The +1 creates a hill, and the -1 creates a valley.

then you are doing just m*n pairwise distance calculations and exponents, something like

grad_x = 0;grad_y= 0;
for s in my_ships
    for o in all_objects
        d = (s.x - o.x)**2 + (s.y-o.y)**2
        f = o.w * math.exp(-o.g * d) 
        grad_x += o.w * o.g * f * (s.x - o.x)
        grad_y += o.w * o.g * f * (s.y - o.y)

For each iteration of the outer loop, grad_x, grad_y are the x,y components of your direction from s (note, the length of grad_x,grady could be large- this is ok, you just want the direction). i wrote this on my phone so check the syntax but the math is good.

kind regards and hope you are enjoying explorations into machine learning !

    grad_y += o.w * o.g * f * (s.x - o.x)

Shouldn't this be (s.y - o.y)?

I really appreciate the clarification on the gradients. Thanks a lot.

What kind of parameter would I need to make a friendly ship run away from being outnumbered?
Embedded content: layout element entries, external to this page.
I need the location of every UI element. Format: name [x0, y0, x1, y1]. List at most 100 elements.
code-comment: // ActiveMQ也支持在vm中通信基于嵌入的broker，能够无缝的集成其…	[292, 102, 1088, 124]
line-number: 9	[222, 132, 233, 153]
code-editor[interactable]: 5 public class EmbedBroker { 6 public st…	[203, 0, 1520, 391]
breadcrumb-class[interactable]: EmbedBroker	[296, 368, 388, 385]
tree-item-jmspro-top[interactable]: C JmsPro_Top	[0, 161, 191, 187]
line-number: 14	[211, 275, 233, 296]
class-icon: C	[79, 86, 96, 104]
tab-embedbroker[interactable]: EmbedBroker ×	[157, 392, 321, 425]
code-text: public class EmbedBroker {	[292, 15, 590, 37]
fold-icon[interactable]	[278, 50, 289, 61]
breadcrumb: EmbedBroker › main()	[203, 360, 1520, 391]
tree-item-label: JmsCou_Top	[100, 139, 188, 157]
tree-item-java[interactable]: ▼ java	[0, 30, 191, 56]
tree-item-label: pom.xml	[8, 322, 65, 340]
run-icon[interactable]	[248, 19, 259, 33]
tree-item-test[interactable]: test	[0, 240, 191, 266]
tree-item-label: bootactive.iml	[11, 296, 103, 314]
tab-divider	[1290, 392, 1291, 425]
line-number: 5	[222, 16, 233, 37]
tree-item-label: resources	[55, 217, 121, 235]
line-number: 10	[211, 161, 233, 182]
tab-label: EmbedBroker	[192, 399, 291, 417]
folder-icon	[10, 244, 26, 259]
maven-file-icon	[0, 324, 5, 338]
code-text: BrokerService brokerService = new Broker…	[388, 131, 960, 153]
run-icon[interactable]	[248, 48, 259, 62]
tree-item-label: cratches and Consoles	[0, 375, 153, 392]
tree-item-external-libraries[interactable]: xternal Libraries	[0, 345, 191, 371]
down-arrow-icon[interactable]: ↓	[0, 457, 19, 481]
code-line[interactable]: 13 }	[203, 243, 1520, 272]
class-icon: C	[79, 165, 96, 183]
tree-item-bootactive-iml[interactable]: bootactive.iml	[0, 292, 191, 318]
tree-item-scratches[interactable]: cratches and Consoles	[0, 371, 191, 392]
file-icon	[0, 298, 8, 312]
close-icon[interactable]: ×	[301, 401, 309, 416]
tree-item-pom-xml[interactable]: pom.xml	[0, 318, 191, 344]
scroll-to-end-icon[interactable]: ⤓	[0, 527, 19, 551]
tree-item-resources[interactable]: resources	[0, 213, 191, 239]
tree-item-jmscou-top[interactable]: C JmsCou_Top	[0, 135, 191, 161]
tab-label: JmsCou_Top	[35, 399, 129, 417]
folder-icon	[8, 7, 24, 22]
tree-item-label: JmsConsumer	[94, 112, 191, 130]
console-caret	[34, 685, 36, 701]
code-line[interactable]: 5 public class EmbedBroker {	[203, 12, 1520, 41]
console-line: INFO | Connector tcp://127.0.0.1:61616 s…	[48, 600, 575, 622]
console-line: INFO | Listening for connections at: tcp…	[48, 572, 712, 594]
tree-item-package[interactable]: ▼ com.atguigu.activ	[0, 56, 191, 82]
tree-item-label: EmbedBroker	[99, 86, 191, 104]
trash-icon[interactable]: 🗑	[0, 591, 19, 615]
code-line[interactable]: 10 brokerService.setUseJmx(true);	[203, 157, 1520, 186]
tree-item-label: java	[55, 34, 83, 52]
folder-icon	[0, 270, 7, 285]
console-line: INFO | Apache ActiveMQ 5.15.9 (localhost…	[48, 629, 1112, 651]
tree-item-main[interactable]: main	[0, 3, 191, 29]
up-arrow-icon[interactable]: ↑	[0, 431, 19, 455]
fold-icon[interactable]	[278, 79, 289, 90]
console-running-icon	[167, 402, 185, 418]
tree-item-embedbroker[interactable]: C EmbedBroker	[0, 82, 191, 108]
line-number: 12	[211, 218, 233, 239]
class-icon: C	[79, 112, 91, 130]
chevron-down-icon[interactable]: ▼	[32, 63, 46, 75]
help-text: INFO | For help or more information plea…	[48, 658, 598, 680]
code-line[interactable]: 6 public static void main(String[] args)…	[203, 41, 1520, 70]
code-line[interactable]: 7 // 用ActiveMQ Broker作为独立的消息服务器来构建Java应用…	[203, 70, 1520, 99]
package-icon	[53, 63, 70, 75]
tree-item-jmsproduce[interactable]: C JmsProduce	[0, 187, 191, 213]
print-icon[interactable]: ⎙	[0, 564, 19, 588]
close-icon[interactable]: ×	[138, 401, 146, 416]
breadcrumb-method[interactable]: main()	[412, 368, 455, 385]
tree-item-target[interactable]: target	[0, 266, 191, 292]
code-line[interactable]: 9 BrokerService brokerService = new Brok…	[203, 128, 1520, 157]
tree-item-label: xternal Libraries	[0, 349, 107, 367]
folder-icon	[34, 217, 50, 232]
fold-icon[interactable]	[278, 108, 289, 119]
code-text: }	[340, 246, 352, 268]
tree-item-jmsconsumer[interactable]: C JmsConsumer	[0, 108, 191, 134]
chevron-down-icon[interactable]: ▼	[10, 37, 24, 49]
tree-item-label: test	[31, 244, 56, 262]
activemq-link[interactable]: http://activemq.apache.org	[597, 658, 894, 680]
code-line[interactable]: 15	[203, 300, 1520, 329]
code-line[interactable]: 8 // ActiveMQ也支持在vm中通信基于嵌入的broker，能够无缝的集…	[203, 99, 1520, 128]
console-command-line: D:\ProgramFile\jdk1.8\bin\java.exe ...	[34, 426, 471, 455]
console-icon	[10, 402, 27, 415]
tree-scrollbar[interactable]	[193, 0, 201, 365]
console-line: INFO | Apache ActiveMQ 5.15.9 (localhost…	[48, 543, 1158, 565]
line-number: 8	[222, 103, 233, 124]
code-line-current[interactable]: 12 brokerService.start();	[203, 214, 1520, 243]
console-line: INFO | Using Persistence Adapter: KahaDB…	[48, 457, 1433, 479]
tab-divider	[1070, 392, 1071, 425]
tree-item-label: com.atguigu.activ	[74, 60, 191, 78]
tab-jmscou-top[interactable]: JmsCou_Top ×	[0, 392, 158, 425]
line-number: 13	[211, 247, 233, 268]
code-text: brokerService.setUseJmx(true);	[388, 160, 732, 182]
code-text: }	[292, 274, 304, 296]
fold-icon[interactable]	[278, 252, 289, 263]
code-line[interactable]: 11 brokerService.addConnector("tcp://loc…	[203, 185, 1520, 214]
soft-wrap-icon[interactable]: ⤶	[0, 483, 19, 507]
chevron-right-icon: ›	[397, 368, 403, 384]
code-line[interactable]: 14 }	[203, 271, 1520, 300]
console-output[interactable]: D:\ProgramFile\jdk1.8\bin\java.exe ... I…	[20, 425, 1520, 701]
It currently won't. Enemyships are attraction, so you are running into a bunch of them even harder.


Doh yes, corrected , s.y-o.y of course , thank you @dsbmac



Very late now but curious how you chose your kernel widths. Both that and the exponent for the distance in your function seem like they could also be optimised through reinforcement learning but I'm presuming it would take a lot longer to train. For example, I'd imagine for friendly ships you'd want a small width coupled with a higher power on the distance so it'd produce a steeper gradient but only at shorter distances? Or do you find when training the weights that this isn't an issue?


please kindly share your simple policy-gradient based approach code this is really interesting. Thanks @arjunvis this is amazing.